6 Comments

  • And you thought that dorms were filthy and unsanitory now.

    Wait until the bacteria and viruses arrive from the ever accummulating feces and urine of bogus service pit bulls and monkeys.

  • College life can be stressful enough, and dorm life is noisy and overcrowded.
    Anyone who has is so emotionally or psychologically fragile that they need a service animal, should just go ahead and get an off campus apartment.
    Aha, but the students want to pay the cheaper dorm rate, and get the benefit of the off campus apartment.
    As the old saying goes, just follow the money.

  • Have you guys actually been to college? Have you lived in a dorm?

    A well-trained dog is a whole lot neater, cleaner, quieter, and politer than the typical college freshman dorm resident. The dog is sometimes more studious as well.

    There are lots of things to complain about in life. A service dog in a dorm isn’t one of them.

  • Asdfasdf, I do voluntary work as a Disability Services Coordinator for a large campground in the summer. The campground has a no pets rule for a very good reason. With upwards of 10,000 guests, if everyone brought their pets, we would soon have a health and safety nightmare. The thing is “emotional assistance animals” are NOT service dogs. A service dog is highly trained and rigorously chosen for temperament and flexibility in strange environments. I have seen people bring rats, chihuahuas, iguanas, chinchillas, cats, yorkies, and some strange marsupial in a bag etc. and a note from their psychiatrist and try to pass these obvious pets as service animals. Until last year we had to let them in, and deal with the attendant issues (including an attack on a child). This last summer, finally, thankfully, we were able to turn these away and limit it to genuine service animals.

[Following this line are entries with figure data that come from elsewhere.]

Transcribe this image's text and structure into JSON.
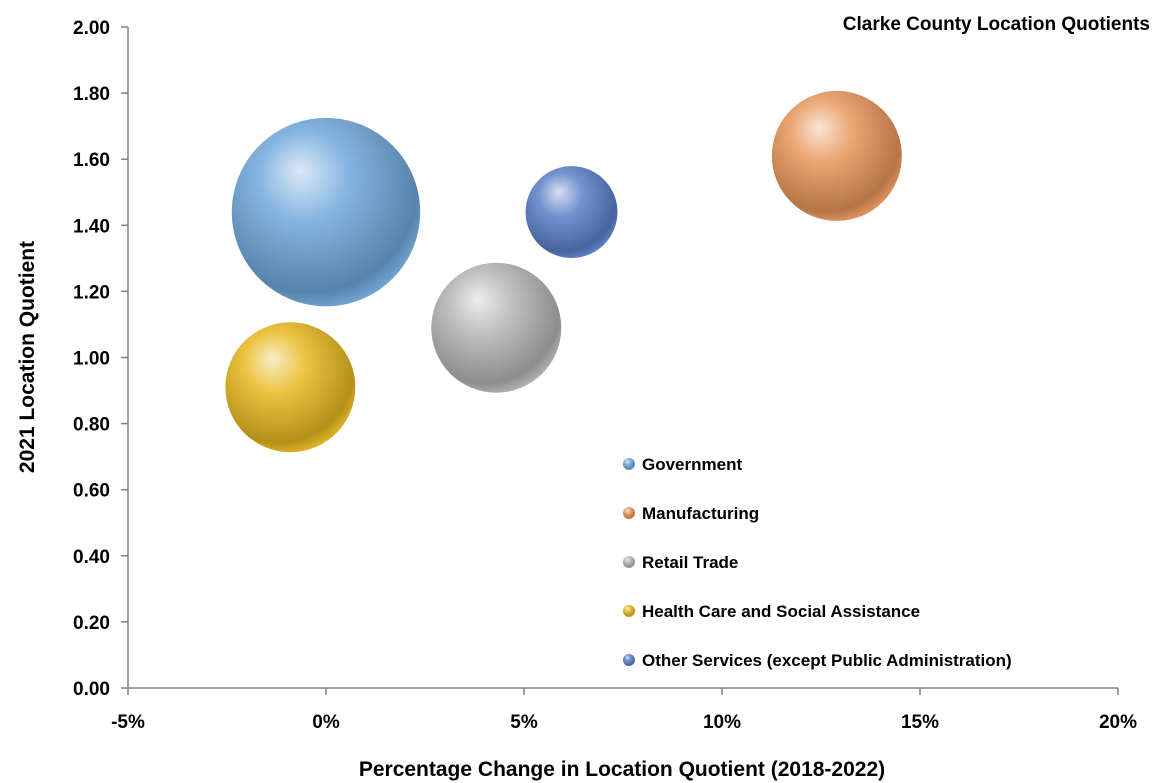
{
  "chart_data": {
    "type": "bubble",
    "title": "Clarke County Location Quotients",
    "xlabel": "Percentage Change in Location Quotient (2018-2022)",
    "ylabel": "2021 Location Quotient",
    "xlim": [
      -5,
      20
    ],
    "ylim": [
      0,
      2
    ],
    "x_ticks": [
      "-5%",
      "0%",
      "5%",
      "10%",
      "15%",
      "20%"
    ],
    "y_ticks": [
      "0.00",
      "0.20",
      "0.40",
      "0.60",
      "0.80",
      "1.00",
      "1.20",
      "1.40",
      "1.60",
      "1.80",
      "2.00"
    ],
    "grid": false,
    "legend_position": "bottom-right inside",
    "series": [
      {
        "name": "Government",
        "x": 0.0,
        "y": 1.44,
        "size": 2.1,
        "color": "#6fa8dc"
      },
      {
        "name": "Manufacturing",
        "x": 12.9,
        "y": 1.61,
        "size": 1.0,
        "color": "#e8965a"
      },
      {
        "name": "Retail Trade",
        "x": 4.3,
        "y": 1.09,
        "size": 1.0,
        "color": "#b5b5b5"
      },
      {
        "name": "Health Care and Social Assistance",
        "x": -0.9,
        "y": 0.91,
        "size": 1.0,
        "color": "#e8b820"
      },
      {
        "name": "Other Services (except Public Administration)",
        "x": 6.2,
        "y": 1.44,
        "size": 0.5,
        "color": "#5b80c8"
      }
    ]
  }
}
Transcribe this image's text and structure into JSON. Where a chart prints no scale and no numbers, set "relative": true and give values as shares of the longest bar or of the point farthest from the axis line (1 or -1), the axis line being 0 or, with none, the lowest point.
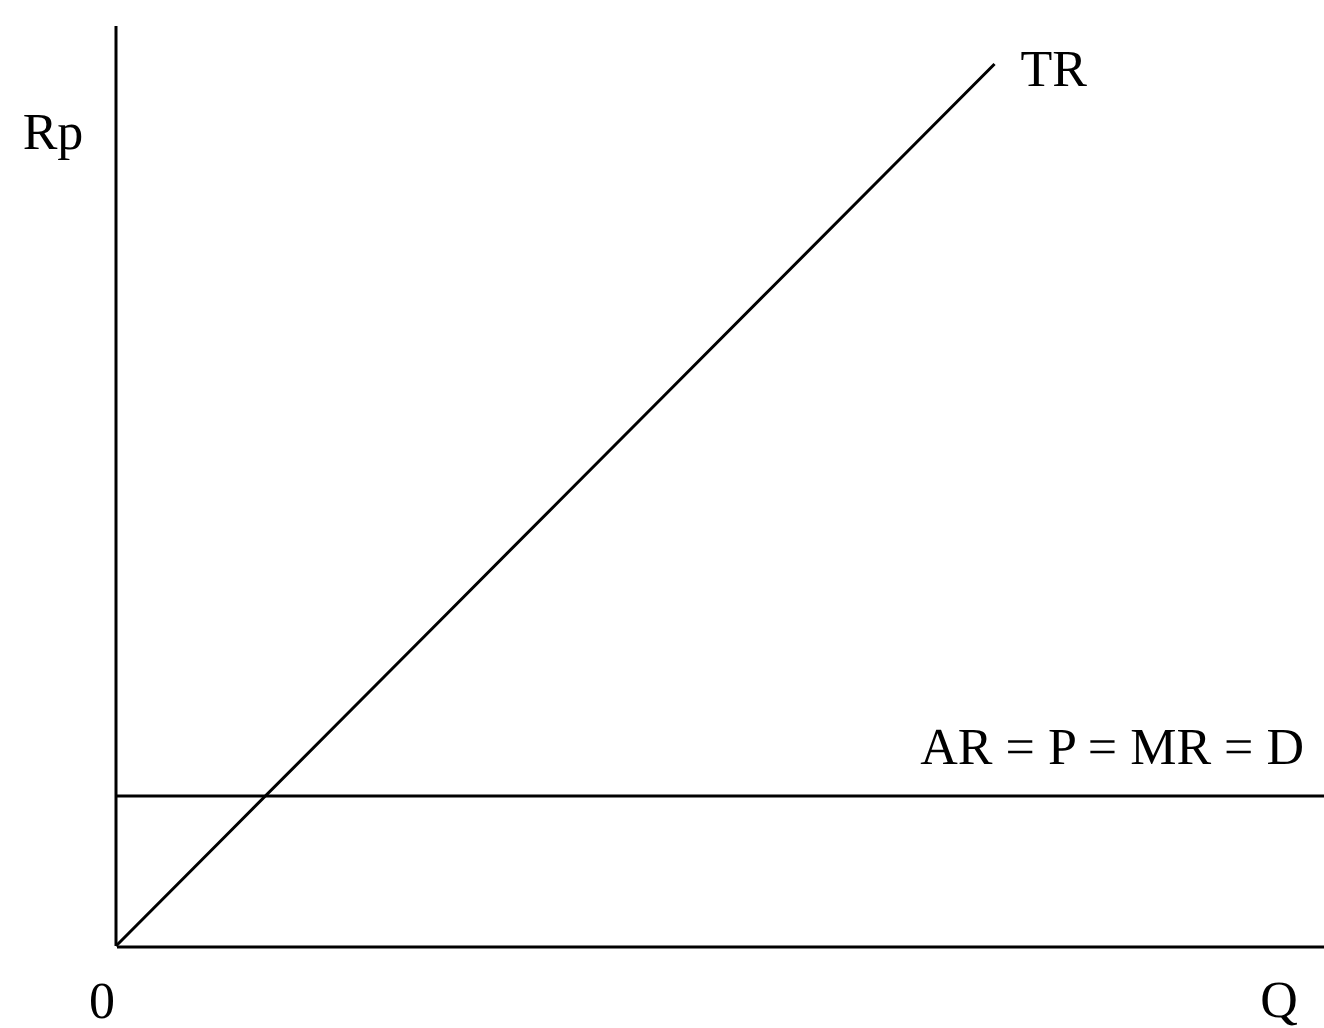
{
  "chart_data": {
    "type": "line",
    "relative": true,
    "ylabel": "Rp",
    "xlabel": "Q",
    "annotations": [
      "0"
    ],
    "categories": [
      null,
      null,
      null,
      null,
      null,
      null,
      null,
      null,
      null,
      null,
      null,
      null
    ],
    "series": [
      {
        "name": "TR",
        "color": "#000000",
        "values": [
          0,
          0.125,
          0.25,
          0.375,
          0.5,
          0.625,
          0.75,
          0.875,
          1,
          null,
          null,
          null
        ]
      },
      {
        "name": "AR = P = MR = D",
        "color": "#000000",
        "values": [
          0.17,
          0.17,
          0.17,
          0.17,
          0.17,
          0.17,
          0.17,
          0.17,
          0.17,
          0.17,
          0.17,
          0.17
        ]
      }
    ]
  }
}
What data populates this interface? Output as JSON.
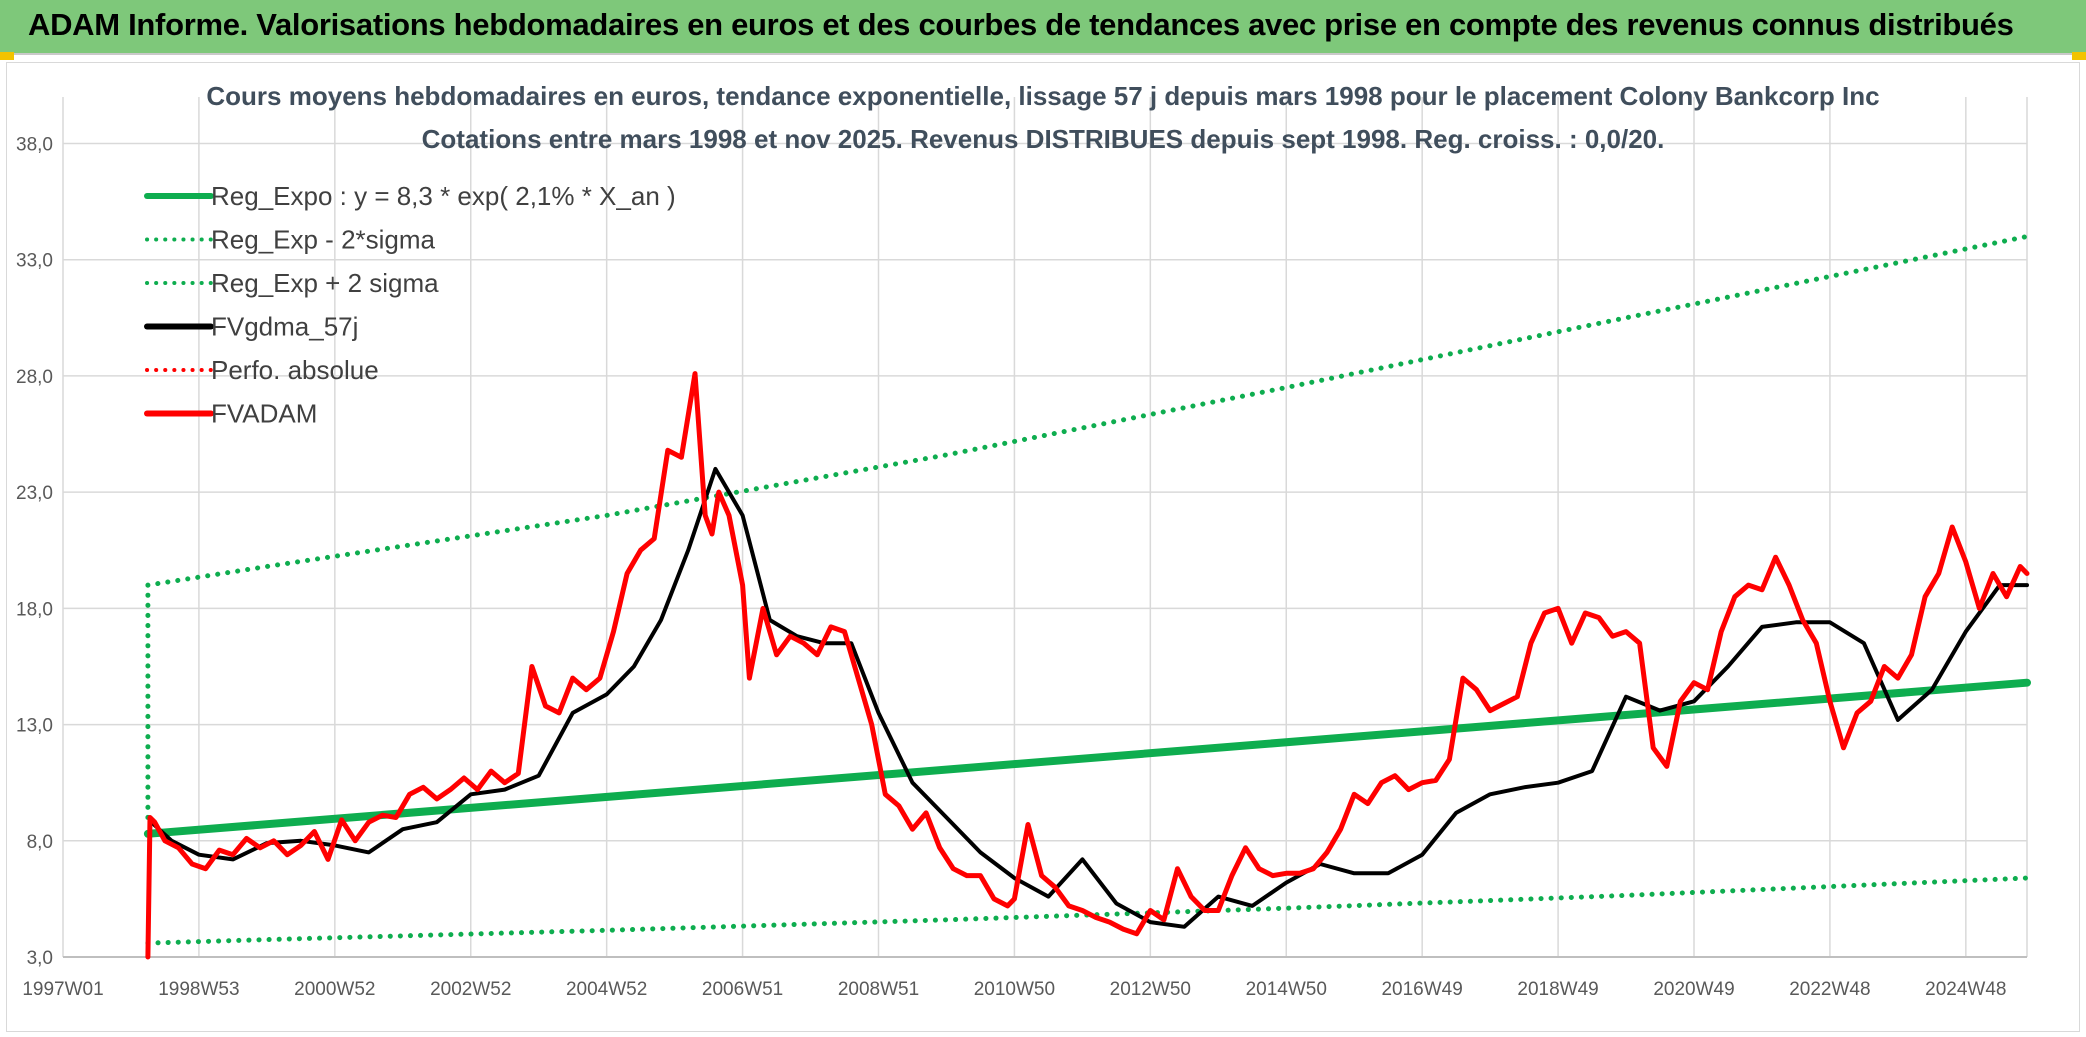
{
  "header": {
    "banner_title": "ADAM Informe. Valorisations hebdomadaires en euros et des courbes de tendances avec prise en compte des revenus connus distribués"
  },
  "colors": {
    "banner_bg": "#7ec87a",
    "green": "#0ead4f",
    "black": "#000000",
    "red": "#ff0000",
    "grid": "#d9d9d9"
  },
  "chart_data": {
    "type": "line",
    "title": "Cours moyens hebdomadaires en euros, tendance exponentielle, lissage 57 j depuis mars 1998 pour le placement Colony Bankcorp Inc",
    "subtitle": "Cotations entre mars 1998 et nov 2025. Revenus DISTRIBUES depuis sept 1998. Reg. croiss. : 0,0/20.",
    "xlabel": "",
    "ylabel": "",
    "xlim": [
      1997.0,
      2025.9
    ],
    "ylim": [
      3.0,
      40.0
    ],
    "y_ticks": [
      3.0,
      8.0,
      13.0,
      18.0,
      23.0,
      28.0,
      33.0,
      38.0
    ],
    "y_tick_labels": [
      "3,0",
      "8,0",
      "13,0",
      "18,0",
      "23,0",
      "28,0",
      "33,0",
      "38,0"
    ],
    "x_ticks": [
      {
        "label": "1997W01",
        "x": 1997.0
      },
      {
        "label": "1998W53",
        "x": 1999.0
      },
      {
        "label": "2000W52",
        "x": 2001.0
      },
      {
        "label": "2002W52",
        "x": 2003.0
      },
      {
        "label": "2004W52",
        "x": 2005.0
      },
      {
        "label": "2006W51",
        "x": 2007.0
      },
      {
        "label": "2008W51",
        "x": 2009.0
      },
      {
        "label": "2010W50",
        "x": 2011.0
      },
      {
        "label": "2012W50",
        "x": 2013.0
      },
      {
        "label": "2014W50",
        "x": 2015.0
      },
      {
        "label": "2016W49",
        "x": 2017.0
      },
      {
        "label": "2018W49",
        "x": 2019.0
      },
      {
        "label": "2020W49",
        "x": 2021.0
      },
      {
        "label": "2022W48",
        "x": 2023.0
      },
      {
        "label": "2024W48",
        "x": 2025.0
      }
    ],
    "grid": true,
    "legend_position": "top-left",
    "series": [
      {
        "name": "Reg_Expo : y = 8,3 * exp( 2,1% *  X_an )",
        "color": "#0ead4f",
        "style": "solid",
        "width": 8,
        "x": [
          1998.25,
          2025.9
        ],
        "y": [
          8.3,
          14.8
        ]
      },
      {
        "name": "Reg_Exp - 2*sigma",
        "color": "#0ead4f",
        "style": "dotted",
        "width": 5,
        "x": [
          1998.25,
          2000,
          2005,
          2010,
          2015,
          2020,
          2025.9
        ],
        "y": [
          3.6,
          3.75,
          4.15,
          4.6,
          5.1,
          5.65,
          6.4
        ]
      },
      {
        "name": "Reg_Exp + 2 sigma",
        "color": "#0ead4f",
        "style": "dotted",
        "width": 5,
        "x": [
          1998.25,
          1998.25,
          2000,
          2005,
          2010,
          2015,
          2020,
          2025.9
        ],
        "y": [
          9.0,
          19.0,
          19.8,
          22.0,
          24.6,
          27.5,
          30.5,
          34.0
        ]
      },
      {
        "name": "FVgdma_57j",
        "color": "#000000",
        "style": "solid",
        "width": 4,
        "x": [
          1998.3,
          1998.6,
          1999.0,
          1999.5,
          2000.0,
          2000.5,
          2001.0,
          2001.5,
          2002.0,
          2002.5,
          2003.0,
          2003.5,
          2004.0,
          2004.5,
          2005.0,
          2005.4,
          2005.8,
          2006.2,
          2006.6,
          2007.0,
          2007.4,
          2007.8,
          2008.2,
          2008.6,
          2009.0,
          2009.5,
          2010.0,
          2010.5,
          2011.0,
          2011.5,
          2012.0,
          2012.5,
          2013.0,
          2013.5,
          2014.0,
          2014.5,
          2015.0,
          2015.5,
          2016.0,
          2016.5,
          2017.0,
          2017.5,
          2018.0,
          2018.5,
          2019.0,
          2019.5,
          2020.0,
          2020.5,
          2021.0,
          2021.5,
          2022.0,
          2022.5,
          2023.0,
          2023.5,
          2024.0,
          2024.5,
          2025.0,
          2025.5,
          2025.9
        ],
        "y": [
          8.8,
          8.0,
          7.4,
          7.2,
          7.9,
          8.0,
          7.8,
          7.5,
          8.5,
          8.8,
          10.0,
          10.2,
          10.8,
          13.5,
          14.3,
          15.5,
          17.5,
          20.5,
          24.0,
          22.0,
          17.5,
          16.8,
          16.5,
          16.5,
          13.5,
          10.5,
          9.0,
          7.5,
          6.4,
          5.6,
          7.2,
          5.3,
          4.5,
          4.3,
          5.6,
          5.2,
          6.2,
          7.0,
          6.6,
          6.6,
          7.4,
          9.2,
          10.0,
          10.3,
          10.5,
          11.0,
          14.2,
          13.6,
          14.0,
          15.5,
          17.2,
          17.4,
          17.4,
          16.5,
          13.2,
          14.5,
          17.0,
          19.0,
          19.0
        ]
      },
      {
        "name": "Perfo. absolue",
        "color": "#ff0000",
        "style": "dotted",
        "width": 3,
        "x": [],
        "y": []
      },
      {
        "name": "FVADAM",
        "color": "#ff0000",
        "style": "solid",
        "width": 5,
        "x": [
          1998.25,
          1998.28,
          1998.35,
          1998.5,
          1998.7,
          1998.9,
          1999.1,
          1999.3,
          1999.5,
          1999.7,
          1999.9,
          2000.1,
          2000.3,
          2000.5,
          2000.7,
          2000.9,
          2001.1,
          2001.3,
          2001.5,
          2001.7,
          2001.9,
          2002.1,
          2002.3,
          2002.5,
          2002.7,
          2002.9,
          2003.1,
          2003.3,
          2003.5,
          2003.7,
          2003.9,
          2004.1,
          2004.3,
          2004.5,
          2004.7,
          2004.9,
          2005.1,
          2005.3,
          2005.5,
          2005.7,
          2005.9,
          2006.1,
          2006.3,
          2006.45,
          2006.55,
          2006.65,
          2006.8,
          2007.0,
          2007.1,
          2007.3,
          2007.5,
          2007.7,
          2007.9,
          2008.1,
          2008.3,
          2008.5,
          2008.7,
          2008.9,
          2009.1,
          2009.3,
          2009.5,
          2009.7,
          2009.9,
          2010.1,
          2010.3,
          2010.5,
          2010.7,
          2010.9,
          2011.0,
          2011.2,
          2011.4,
          2011.6,
          2011.8,
          2012.0,
          2012.2,
          2012.4,
          2012.6,
          2012.8,
          2013.0,
          2013.2,
          2013.4,
          2013.6,
          2013.8,
          2014.0,
          2014.2,
          2014.4,
          2014.6,
          2014.8,
          2015.0,
          2015.2,
          2015.4,
          2015.6,
          2015.8,
          2016.0,
          2016.2,
          2016.4,
          2016.6,
          2016.8,
          2017.0,
          2017.2,
          2017.4,
          2017.6,
          2017.8,
          2018.0,
          2018.2,
          2018.4,
          2018.6,
          2018.8,
          2019.0,
          2019.2,
          2019.4,
          2019.6,
          2019.8,
          2020.0,
          2020.2,
          2020.4,
          2020.6,
          2020.8,
          2021.0,
          2021.2,
          2021.4,
          2021.6,
          2021.8,
          2022.0,
          2022.2,
          2022.4,
          2022.6,
          2022.8,
          2023.0,
          2023.2,
          2023.4,
          2023.6,
          2023.8,
          2024.0,
          2024.2,
          2024.4,
          2024.6,
          2024.8,
          2025.0,
          2025.2,
          2025.4,
          2025.6,
          2025.8,
          2025.9
        ],
        "y": [
          3.0,
          9.0,
          8.8,
          8.0,
          7.7,
          7.0,
          6.8,
          7.6,
          7.4,
          8.1,
          7.7,
          8.0,
          7.4,
          7.8,
          8.4,
          7.2,
          8.9,
          8.0,
          8.8,
          9.1,
          9.0,
          10.0,
          10.3,
          9.8,
          10.2,
          10.7,
          10.2,
          11.0,
          10.5,
          10.9,
          15.5,
          13.8,
          13.5,
          15.0,
          14.5,
          15.0,
          17.0,
          19.5,
          20.5,
          21.0,
          24.8,
          24.5,
          28.1,
          22.0,
          21.2,
          23.0,
          22.0,
          19.0,
          15.0,
          18.0,
          16.0,
          16.8,
          16.5,
          16.0,
          17.2,
          17.0,
          15.0,
          13.0,
          10.0,
          9.5,
          8.5,
          9.2,
          7.7,
          6.8,
          6.5,
          6.5,
          5.5,
          5.2,
          5.5,
          8.7,
          6.5,
          6.0,
          5.2,
          5.0,
          4.7,
          4.5,
          4.2,
          4.0,
          5.0,
          4.6,
          6.8,
          5.6,
          5.0,
          5.0,
          6.5,
          7.7,
          6.8,
          6.5,
          6.6,
          6.6,
          6.8,
          7.5,
          8.5,
          10.0,
          9.6,
          10.5,
          10.8,
          10.2,
          10.5,
          10.6,
          11.5,
          15.0,
          14.5,
          13.6,
          13.9,
          14.2,
          16.5,
          17.8,
          18.0,
          16.5,
          17.8,
          17.6,
          16.8,
          17.0,
          16.5,
          12.0,
          11.2,
          14.0,
          14.8,
          14.5,
          17.0,
          18.5,
          19.0,
          18.8,
          20.2,
          19.0,
          17.5,
          16.5,
          14.0,
          12.0,
          13.5,
          14.0,
          15.5,
          15.0,
          16.0,
          18.5,
          19.5,
          21.5,
          20.0,
          18.0,
          19.5,
          18.5,
          19.8,
          19.5
        ]
      }
    ]
  }
}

  • I have a friend who is caring for an ’emotional/psychological well-being’ service animal for another friend while the owner is away on a two year foreign placement.

    That led me to wonder how vital the service animal is to the owner, since she is doing without it for the two years of her contracted (and well remunerated) overseas employment.

  • I say we just make it socially acceptable for these people to carry their childhood “blankie” with them. I really don’t see the difference.